A cidade de Aracaju, capital de Sergipe, alcançou um feito que é o sonho de todo morador do Grande Recife. Eles conseguiram erradicar as palafitas da paisagem. E o que é mais importante: a conquista já completou mais de uma década. O que significa que é uma transformação consolidada no tecido urbano de Aracaju. A mudança demorou cinco anos para acontecer: começou em 2002 e se estendeu até 2007. O alvo da gestão municipal, na época comandada pelo prefeito Marcelo Deda (já falecido), foi o bairro da Coroa do Meio, que concentrava todas as construções de madeira fincadas na área de manguezal. Na ação, foram retiradas 580 palafitas. Outras 80 habitações precárias entraram no pacote. No final, 660 famílias ganharam casa nova. Mais do que isso, ganharam um bairro planejado, com avenida, ruas asfaltadas, ciclofaixa, saneamento, áreas de lazer e infraestrutura urbana.
Do ponto de vista geográfico, a Coroa do Meio guarda muitas semelhanças com o bairro do Pina, na Zona Sul do Recife, por estar localizado no estuário do rio. A área era um loteamento de renda média e alta que não foi totalmente implementado, e famílias de baixa renda começaram a ocupar, a partir da década de 1970, principalmente junto a uma área de mangue, local favorável à pesca, o que viabilizava o sustento dos moradores. Ao longo dos anos, as palafitas proliferaram, tornando-se o endereço mais miserável da capital sergipana. Na década de 90, houve uma tentativa de retirar os moradores. Iniciativa que terminou não vingando.

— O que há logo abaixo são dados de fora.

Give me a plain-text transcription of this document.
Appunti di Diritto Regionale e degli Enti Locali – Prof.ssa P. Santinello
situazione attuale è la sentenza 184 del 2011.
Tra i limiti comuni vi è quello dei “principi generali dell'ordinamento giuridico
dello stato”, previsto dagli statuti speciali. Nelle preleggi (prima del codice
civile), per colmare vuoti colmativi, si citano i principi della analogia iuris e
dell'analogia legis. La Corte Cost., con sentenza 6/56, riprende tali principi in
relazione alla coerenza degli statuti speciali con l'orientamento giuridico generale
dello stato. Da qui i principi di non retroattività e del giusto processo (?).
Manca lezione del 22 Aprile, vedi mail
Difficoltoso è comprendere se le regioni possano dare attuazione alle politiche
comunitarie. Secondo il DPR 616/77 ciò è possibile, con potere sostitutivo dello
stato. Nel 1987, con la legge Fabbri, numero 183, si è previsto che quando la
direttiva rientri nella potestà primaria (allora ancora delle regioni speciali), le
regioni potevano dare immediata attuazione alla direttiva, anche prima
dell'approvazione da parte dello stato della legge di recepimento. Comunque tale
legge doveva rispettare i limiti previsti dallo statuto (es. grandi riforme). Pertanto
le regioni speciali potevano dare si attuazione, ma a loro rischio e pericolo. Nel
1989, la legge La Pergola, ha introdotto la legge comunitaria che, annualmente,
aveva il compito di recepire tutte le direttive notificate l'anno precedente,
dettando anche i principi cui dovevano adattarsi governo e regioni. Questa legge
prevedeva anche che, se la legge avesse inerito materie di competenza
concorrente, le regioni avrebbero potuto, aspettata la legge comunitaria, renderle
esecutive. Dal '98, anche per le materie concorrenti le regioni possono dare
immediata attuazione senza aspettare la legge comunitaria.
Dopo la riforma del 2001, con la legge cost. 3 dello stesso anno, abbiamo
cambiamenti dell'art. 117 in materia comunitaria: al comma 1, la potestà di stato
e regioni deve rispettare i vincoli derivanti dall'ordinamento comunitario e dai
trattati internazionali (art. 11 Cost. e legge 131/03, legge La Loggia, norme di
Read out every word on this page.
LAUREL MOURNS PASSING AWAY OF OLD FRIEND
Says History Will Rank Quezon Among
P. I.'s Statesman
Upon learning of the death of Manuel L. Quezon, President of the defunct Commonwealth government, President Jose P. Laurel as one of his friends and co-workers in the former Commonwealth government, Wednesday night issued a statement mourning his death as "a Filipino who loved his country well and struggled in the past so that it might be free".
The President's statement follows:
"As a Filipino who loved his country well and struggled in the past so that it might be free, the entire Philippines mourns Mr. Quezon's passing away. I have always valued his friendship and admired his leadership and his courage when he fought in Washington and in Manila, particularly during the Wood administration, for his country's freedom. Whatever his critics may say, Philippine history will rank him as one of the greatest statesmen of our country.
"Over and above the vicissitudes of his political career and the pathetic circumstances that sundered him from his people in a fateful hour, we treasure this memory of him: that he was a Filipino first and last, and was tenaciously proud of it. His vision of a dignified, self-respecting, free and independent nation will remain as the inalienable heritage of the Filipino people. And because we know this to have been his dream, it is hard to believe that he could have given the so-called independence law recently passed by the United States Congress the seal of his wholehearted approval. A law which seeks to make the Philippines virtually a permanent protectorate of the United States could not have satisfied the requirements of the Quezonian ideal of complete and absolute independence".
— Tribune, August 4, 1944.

Na nova investida, a estratégia da prefeitura foi firmar um pacto social com os moradores para viabilizar a retirada dos casebres. À frente do trabalho social feito na época, a professora aposentada da Universidade Federal de Sergipe Vera Lúcia Alves França lembra que mais de 80% das famílias assinaram um documento de adesão, concordando em sair das palafitas. “Foi um projeto democrático, que envolvia muitas áreas, desde a universidade até a gestão municipal.”
O então projeto, batizado de Moradia Cidadã, teve um outro componente decisivo, a discussão ambiental em torno do mangue. O atual secretário municipal de Infraestrutura e presidente da Empresa Municipal de Obras e Urbanização de Aracaju, Antônio Sérgio Ferrari, conta que a construção da avenida principal serviu como contenção para evitar novas invasões. “Não chegou a 10% o que foi aterrado. Em compensação, fizemos um grande trabalho de recuperação da área de manguezal, aliado a atividades de educação ambiental junto à população, o que foi essencial para o resultado positivo”, explica.
Coincidentemente, foi ele quem esteve à frente do processo de urbanização da área lá no início dos anos 2000. “Foi mais que uma obra física. Foi uma transformação social, com capacitação profissional e atenção às necessidades dos moradores, diante das mudanças que eles precisariam enfrentar com a nova vida”, ressalta. O secretário destaca outro diferencial: a permanente vigilância da área. A prefeitura mantém uma fiscalização constante para evitar a reocupação, com novas palafitas. “Nós não deixamos que nada seja construído no local, nada que tenha base de cimento nem que possa resultar em moradias improvisadas. O próprio morador já liga e denuncia. Isso tem sido importante para manter a área livre de novos casebres.”
Antônio Sérgio Ferrari afirma que foi feito um trabalho de prolongamento das ruas, de forma que o novo bairro estivesse integrado ao tecido urbano e social da cidade. “Um dos principais erros em realocações de famílias de baixa renda é a segmentação das áreas para onde essa população é levada, porque isso impede que a cidade cresça de forma inclusiva. É fundamental aproximar as muitas escalas de renda, com oferta de serviço e infraestrutura.” Ao longo dos anos, as casas padronizadas entregues pela prefeitura ganharam novos arranjos. Muitas hoje são residências com primeiro andar, outras viraram pontos comerciais. Cada morador foi, aos poucos, fazendo as melhorias que o bolso permitiu.